87 denúncias de assédio sexual em uma semana: em um mundo justo, bastaria apenas uma denúncia de uma mulher para que fosse realizada uma investigação séria a respeito de uma violência sexual. Mas esse mundo ideal não existe
Isabela Del Monde, Universa
Em um mundo justo, bastaria apenas uma denúncia de uma mulher para que fosse realizada uma investigação séria a respeito de uma violência sexual. Essa mulher se sentiria segura de que não tem qualquer responsabilidade ou culpa na violência que sofreu e buscaria apoio em alguma delegacia.
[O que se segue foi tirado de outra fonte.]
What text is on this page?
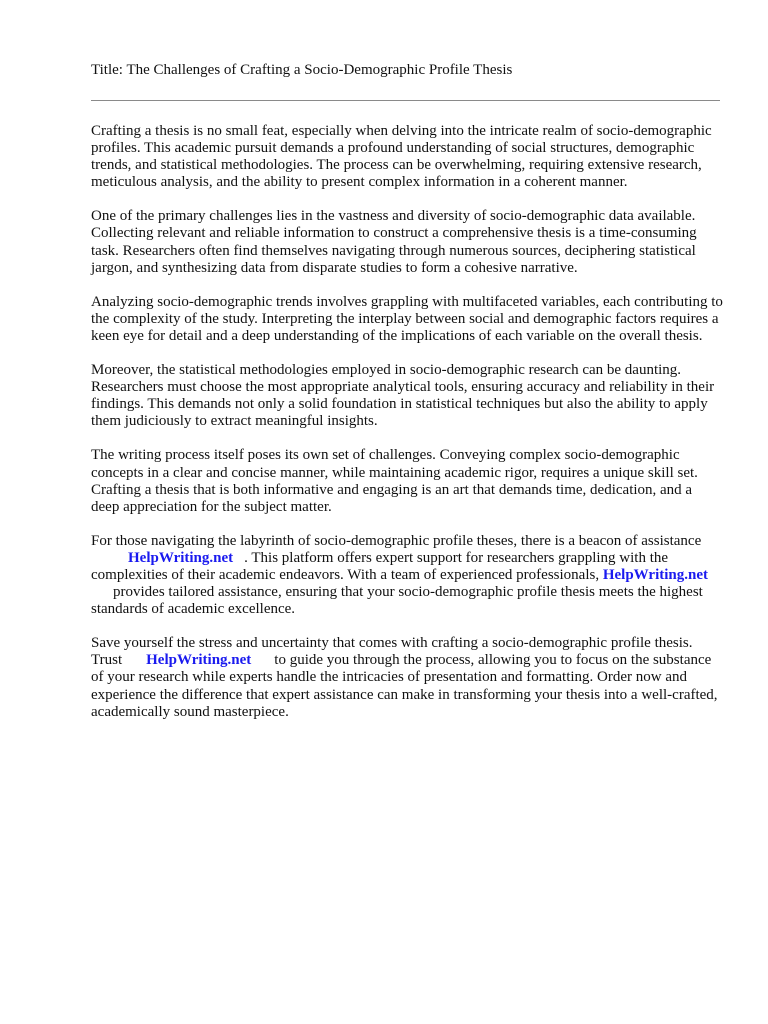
Title: The Challenges of Crafting a Socio-Demographic Profile Thesis

Crafting a thesis is no small feat, especially when delving into the intricate realm of socio-demographic profiles. This academic pursuit demands a profound understanding of social structures, demographic trends, and statistical methodologies. The process can be overwhelming, requiring extensive research, meticulous analysis, and the ability to present complex information in a coherent manner.

One of the primary challenges lies in the vastness and diversity of socio-demographic data available. Collecting relevant and reliable information to construct a comprehensive thesis is a time-consuming task. Researchers often find themselves navigating through numerous sources, deciphering statistical jargon, and synthesizing data from disparate studies to form a cohesive narrative.

Analyzing socio-demographic trends involves grappling with multifaceted variables, each contributing to the complexity of the study. Interpreting the interplay between social and demographic factors requires a keen eye for detail and a deep understanding of the implications of each variable on the overall thesis.

Moreover, the statistical methodologies employed in socio-demographic research can be daunting. Researchers must choose the most appropriate analytical tools, ensuring accuracy and reliability in their findings. This demands not only a solid foundation in statistical techniques but also the ability to apply them judiciously to extract meaningful insights.

The writing process itself poses its own set of challenges. Conveying complex socio-demographic concepts in a clear and concise manner, while maintaining academic rigor, requires a unique skill set. Crafting a thesis that is both informative and engaging is an art that demands time, dedication, and a deep appreciation for the subject matter.

For those navigating the labyrinth of socio-demographic profile theses, there is a beacon of assistanceHelpWriting.net . This platform offers expert support for researchers grappling with the complexities of their academic endeavors. With a team of experienced professionals, HelpWriting.netprovides tailored assistance, ensuring that your socio-demographic profile thesis meets the highest standards of academic excellence.

Save yourself the stress and uncertainty that comes with crafting a socio-demographic profile thesis. Trust HelpWriting.net to guide you through the process, allowing you to focus on the substance of your research while experts handle the intricacies of presentation and formatting. Order now and experience the difference that expert assistance can make in transforming your thesis into a well-crafted, academically sound masterpiece.
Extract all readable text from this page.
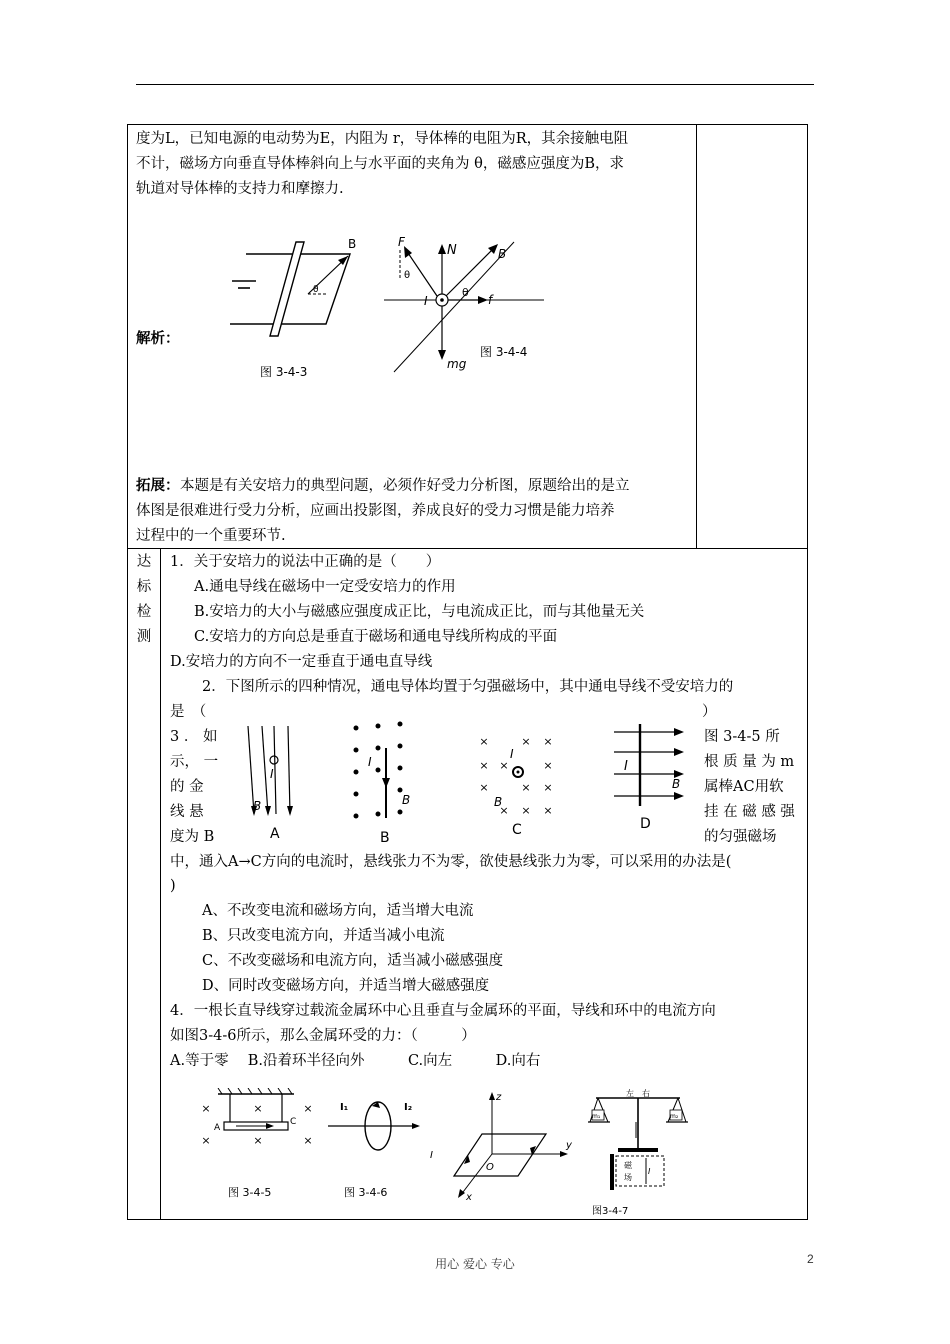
度为L，已知电源的电动势为E，内阻为 r，导体棒的电阻为R，其余接触电阻
不计，磁场方向垂直导体棒斜向上与水平面的夹角为 θ，磁感应强度为B，求
轨道对导体棒的支持力和摩擦力.
解析：
B
θ
图 3-4-3
I
N
mg
F
θ
B
θ
f
图 3-4-4
拓展： 本题是有关安培力的典型问题，必须作好受力分析图，原题给出的是立
体图是很难进行受力分析，应画出投影图，养成良好的受力习惯是能力培养
过程中的一个重要环节.
达
标
检
测
1．关于安培力的说法中正确的是（　　）
A.通电导线在磁场中一定受安培力的作用
B.安培力的大小与磁感应强度成正比，与电流成正比，而与其他量无关
C.安培力的方向总是垂直于磁场和通电导线所构成的平面
D.安培力的方向不一定垂直于通电直导线
2．下图所示的四种情况，通电导体均置于匀强磁场中，其中通电导线不受安培力的
是　（	）
3 ． 如
示， 一
的 金
线 悬
度为 B
图 3-4-5 所
根 质 量 为 m
属棒AC用软
挂 在 磁 感 强
的匀强磁场
I
B
A
I
B
B
×	× ×
× ×	×
×	× ×
× × ×
I
B
C
I
B
D
中，通入A→C方向的电流时，悬线张力不为零，欲使悬线张力为零，可以采用的办法是(
)
A、不改变电流和磁场方向，适当增大电流
B、只改变电流方向，并适当减小电流
C、不改变磁场和电流方向，适当减小磁感强度
D、同时改变磁场方向，并适当增大磁感强度
4．一根长直导线穿过载流金属环中心且垂直与金属环的平面，导线和环中的电流方向
如图3-4-6所示，那么金属环受的力：（　　　）
A.等于零　 B.沿着环半径向外　　　C.向左　　　D.向右
×	×	×
×	×	×
A
C
图 3-4-5
I₁	I₂
图 3-4-6
z
y
x
I
O
m₁	m₂
左 右
磁
场
I
图3-4-7
用心 爱心 专心	2
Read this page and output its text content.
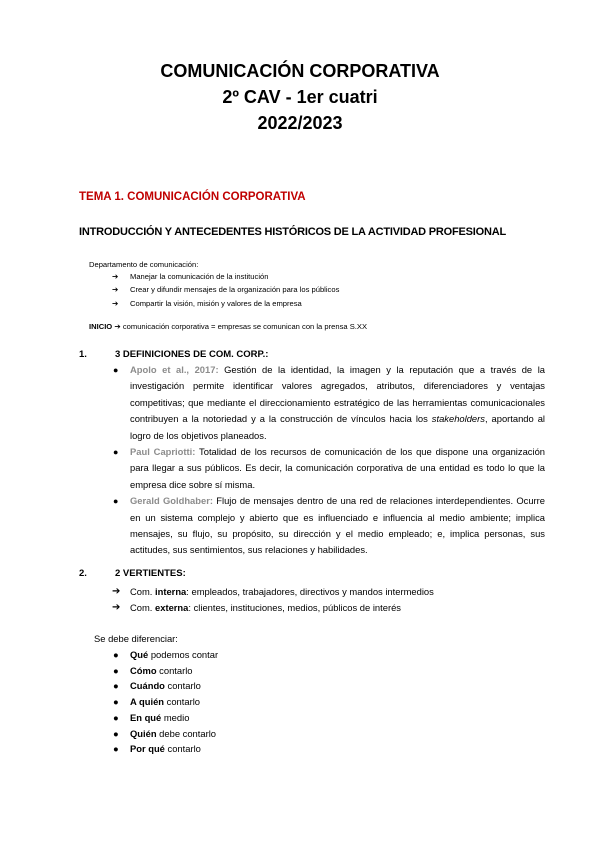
COMUNICACIÓN CORPORATIVA
2º CAV - 1er cuatri
2022/2023
TEMA 1. COMUNICACIÓN CORPORATIVA
INTRODUCCIÓN Y ANTECEDENTES HISTÓRICOS DE LA ACTIVIDAD PROFESIONAL
Departamento de comunicación:
➔ Manejar la comunicación de la institución
➔ Crear y difundir mensajes de la organización para los públicos
➔ Compartir la visión, misión y valores de la empresa
INICIO ➔ comunicación corporativa = empresas se comunican con la prensa S.XX
1.	3 DEFINICIONES DE COM. CORP.:
● Apolo et al., 2017: Gestión de la identidad, la imagen y la reputación que a través de la investigación permite identificar valores agregados, atributos, diferenciadores y ventajas competitivas; que mediante el direccionamiento estratégico de las herramientas comunicacionales contribuyen a la notoriedad y a la construcción de vínculos hacia los stakeholders, aportando al logro de los objetivos planeados.
● Paul Capriotti: Totalidad de los recursos de comunicación de los que dispone una organización para llegar a sus públicos. Es decir, la comunicación corporativa de una entidad es todo lo que la empresa dice sobre sí misma.
● Gerald Goldhaber: Flujo de mensajes dentro de una red de relaciones interdependientes. Ocurre en un sistema complejo y abierto que es influenciado e influencia al medio ambiente; implica mensajes, su flujo, su propósito, su dirección y el medio empleado; e, implica personas, sus actitudes, sus sentimientos, sus relaciones y habilidades.
2.	2 VERTIENTES:
➔ Com. interna: empleados, trabajadores, directivos y mandos intermedios
➔ Com. externa: clientes, instituciones, medios, públicos de interés
Se debe diferenciar:
● Qué podemos contar
● Cómo contarlo
● Cuándo contarlo
● A quién contarlo
● En qué medio
● Quién debe contarlo
● Por qué contarlo
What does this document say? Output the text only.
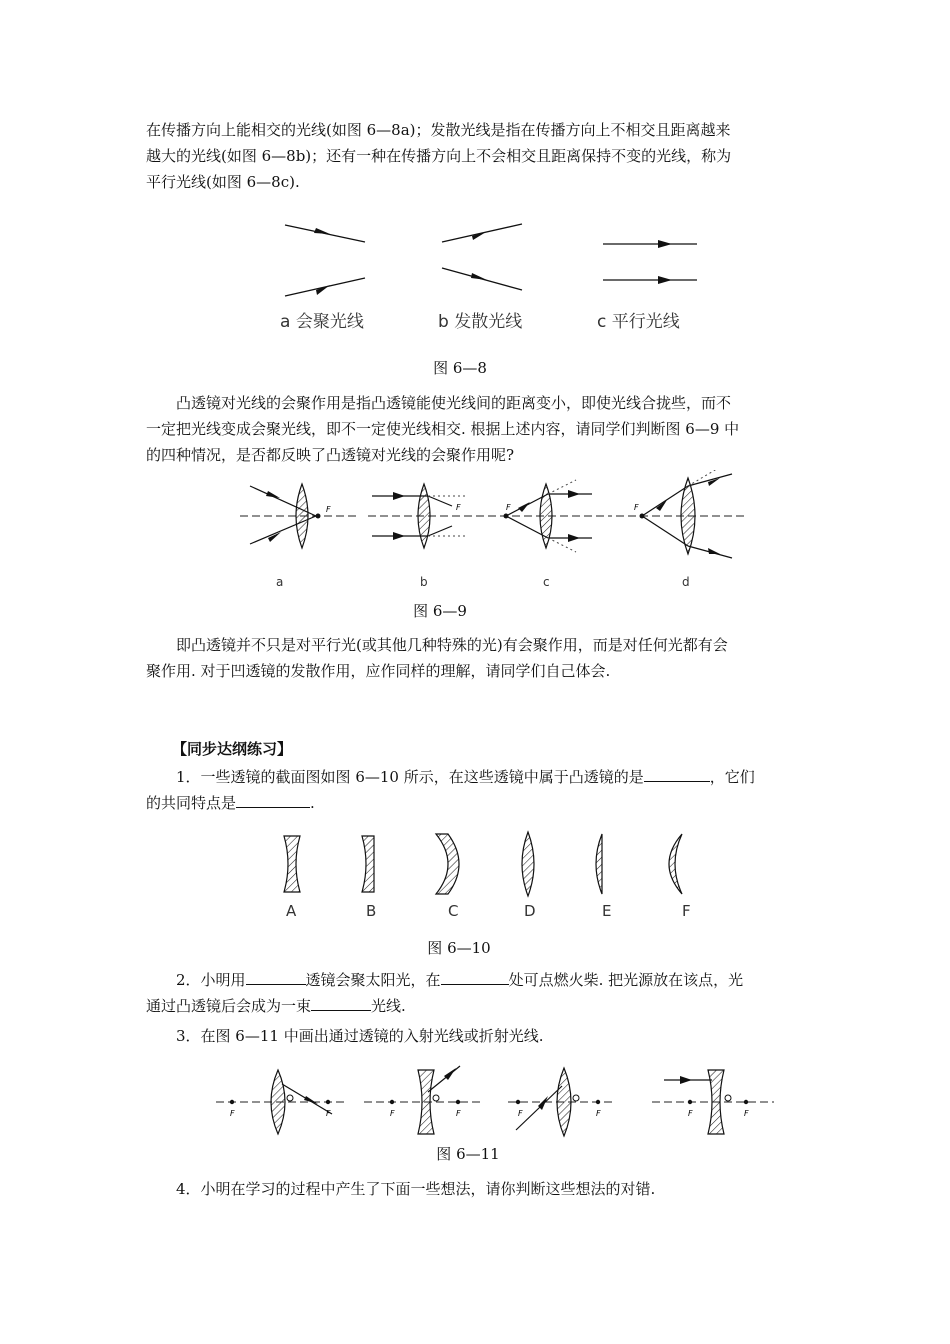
在传播方向上能相交的光线(如图 6—8a)；发散光线是指在传播方向上不相交且距离越来
越大的光线(如图 6—8b)；还有一种在传播方向上不会相交且距离保持不变的光线，称为
平行光线(如图 6—8c).
a 会聚光线	b 发散光线	c 平行光线
图 6—8
凸透镜对光线的会聚作用是指凸透镜能使光线间的距离变小，即使光线合拢些，而不
一定把光线变成会聚光线，即不一定使光线相交. 根据上述内容，请同学们判断图 6—9 中
的四种情况，是否都反映了凸透镜对光线的会聚作用呢?
F	F	F	F
a	b	c	d
图 6—9
即凸透镜并不只是对平行光(或其他几种特殊的光)有会聚作用，而是对任何光都有会
聚作用. 对于凹透镜的发散作用，应作同样的理解，请同学们自己体会.
【同步达纲练习】
1．一些透镜的截面图如图 6—10 所示，在这些透镜中属于凸透镜的是	，它们
的共同特点是	.
A	B	C	D	E	F
图 6—10
2．小明用	透镜会聚太阳光，在	处可点燃火柴. 把光源放在该点，光
通过凸透镜后会成为一束	光线.
3．在图 6—11 中画出通过透镜的入射光线或折射光线.
F	F	F	F	F	F	F	F
图 6—11
4．小明在学习的过程中产生了下面一些想法，请你判断这些想法的对错.
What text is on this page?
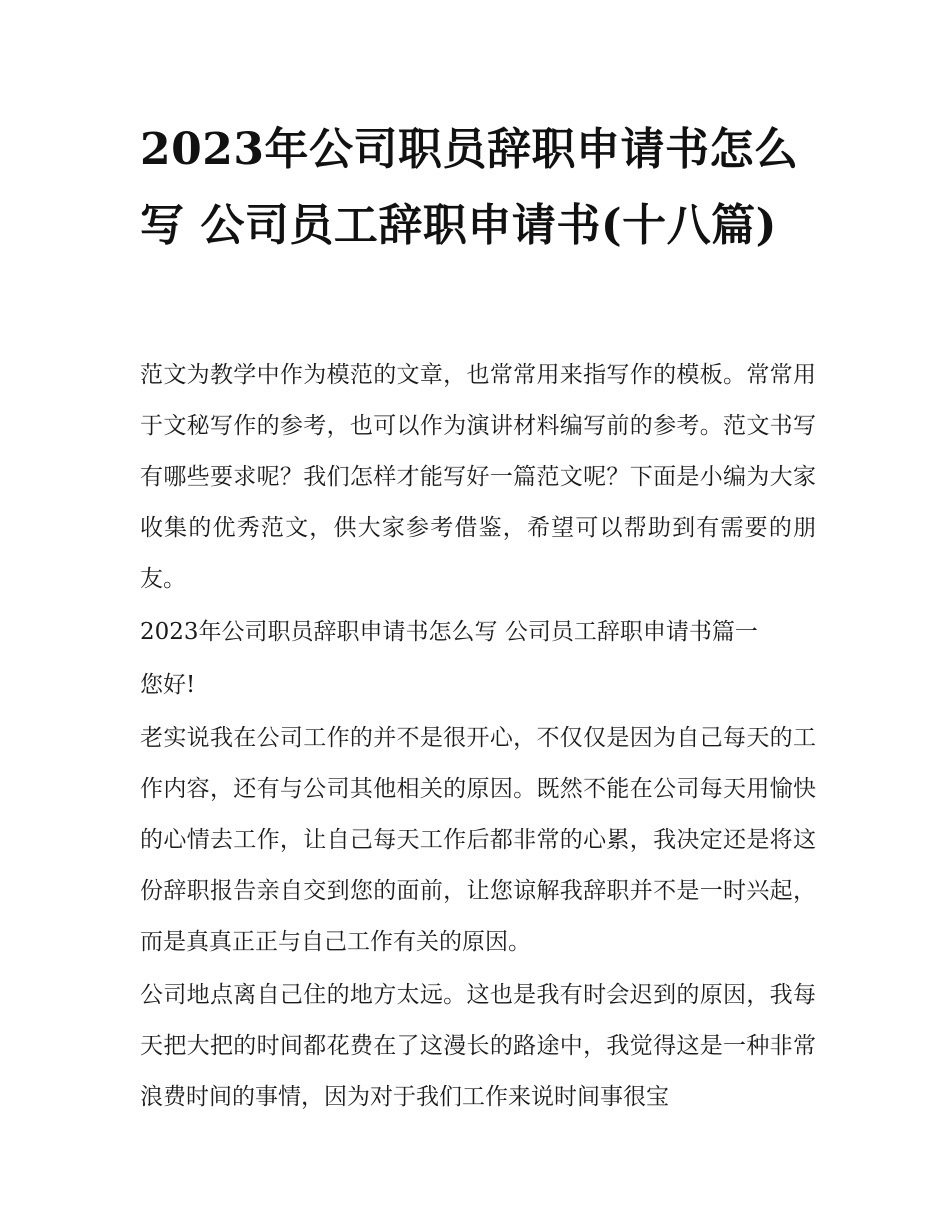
2023年公司职员辞职申请书怎么写 公司员工辞职申请书(十八篇)

范文为教学中作为模范的文章，也常常用来指写作的模板。常常用于文秘写作的参考，也可以作为演讲材料编写前的参考。范文书写有哪些要求呢？我们怎样才能写好一篇范文呢？下面是小编为大家收集的优秀范文，供大家参考借鉴，希望可以帮助到有需要的朋友。

2023年公司职员辞职申请书怎么写 公司员工辞职申请书篇一

您好!

老实说我在公司工作的并不是很开心，不仅仅是因为自己每天的工作内容，还有与公司其他相关的原因。既然不能在公司每天用愉快的心情去工作，让自己每天工作后都非常的心累，我决定还是将这份辞职报告亲自交到您的面前，让您谅解我辞职并不是一时兴起，而是真真正正与自己工作有关的原因。

公司地点离自己住的地方太远。这也是我有时会迟到的原因，我每天把大把的时间都花费在了这漫长的路途中，我觉得这是一种非常浪费时间的事情，因为对于我们工作来说时间事很宝
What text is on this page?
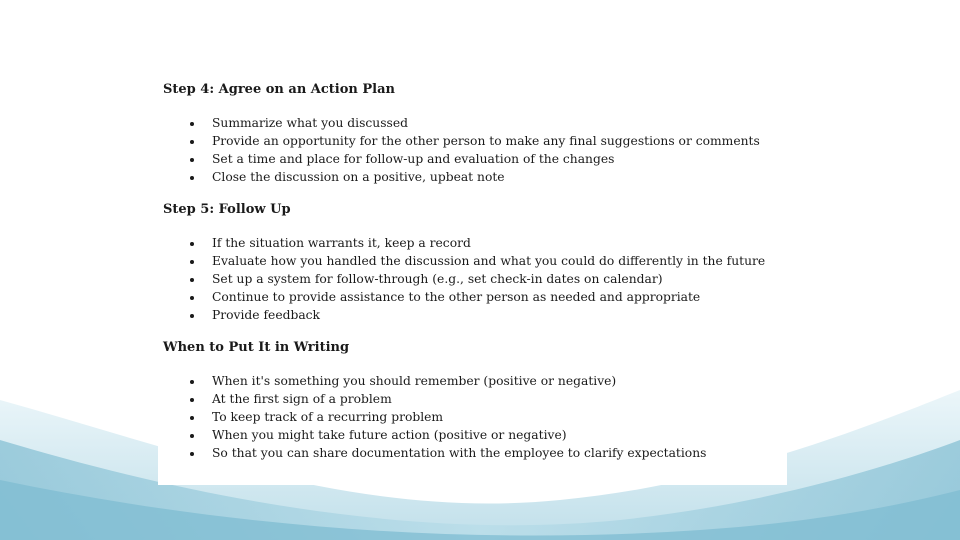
Step 4: Agree on an Action Plan

Summarize what you discussed
Provide an opportunity for the other person to make any final suggestions or comments
Set a time and place for follow-up and evaluation of the changes
Close the discussion on a positive, upbeat note

Step 5: Follow Up

If the situation warrants it, keep a record
Evaluate how you handled the discussion and what you could do differently in the future
Set up a system for follow-through (e.g., set check-in dates on calendar)
Continue to provide assistance to the other person as needed and appropriate
Provide feedback

When to Put It in Writing

When it's something you should remember (positive or negative)
At the first sign of a problem
To keep track of a recurring problem
When you might take future action (positive or negative)
So that you can share documentation with the employee to clarify expectations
Lá, seria ouvida com respeito e privacidade a respeito de sua história, podendo apresentar, com tranquilidade, outras evidências que corroborassem seu depoimento ou poderia dizer, também com tranquilidade, que não tem outras provas porque a má conduta ocorreu a portas fechadas.
De posse do depoimento de apenas uma mulher, a polícia daria início a uma investigação para identificar se o fato alegado ocorreu e se é possível prová-lo. Para tanto, destinaria seus melhores e maiores esforços, como perícia forense em dispositivos digitais do acusado, coleta e análise de imagens de segurança dos locais próximos ao local do fato, exame de corpo de delito e perícia no local dos fatos e nos domicílios do acusado. O conjunto dessa investigação seria remetido ao Ministério Público para tomada de decisão quanto à apresentação de uma denúncia ou não contra o acusado.
Caso a má conduta tivesse ocorrido no local de trabalho ou estudo da vítima, ela também se sentiria segura e confiante para reportar aos canais de ética internos dessas instituições, pois teria convicção de que não seria acusada da violência da qual foi alvo, bem como teria a certeza de que sua palavra bastaria para o início de uma apuração interna pautada pela centralidade da vítima, fundamentada contra traumas e norteada pela justiça e pela equidade entre todas as pessoas.
↗ Mulher, você se sente segura em São Paulo?
Mas esse mundo ideal não existe. O mundo real, o mundo brasileiro concreto em que estamos hoje, não quer investigar a alegação de apenas uma mulher. Ao buscar apoio, seja junto às autoridades públicas ou aos canais internos de instituições, essa mulher, em regra geral, é automaticamente percebida a partir de estereótipos machistas e desumanizadores: ela é mentirosa, ardilosa e está frustrada porque não foi correspondida em seus desejos por um homem que agora ela acusa apenas com a intenção de destruir sua vida.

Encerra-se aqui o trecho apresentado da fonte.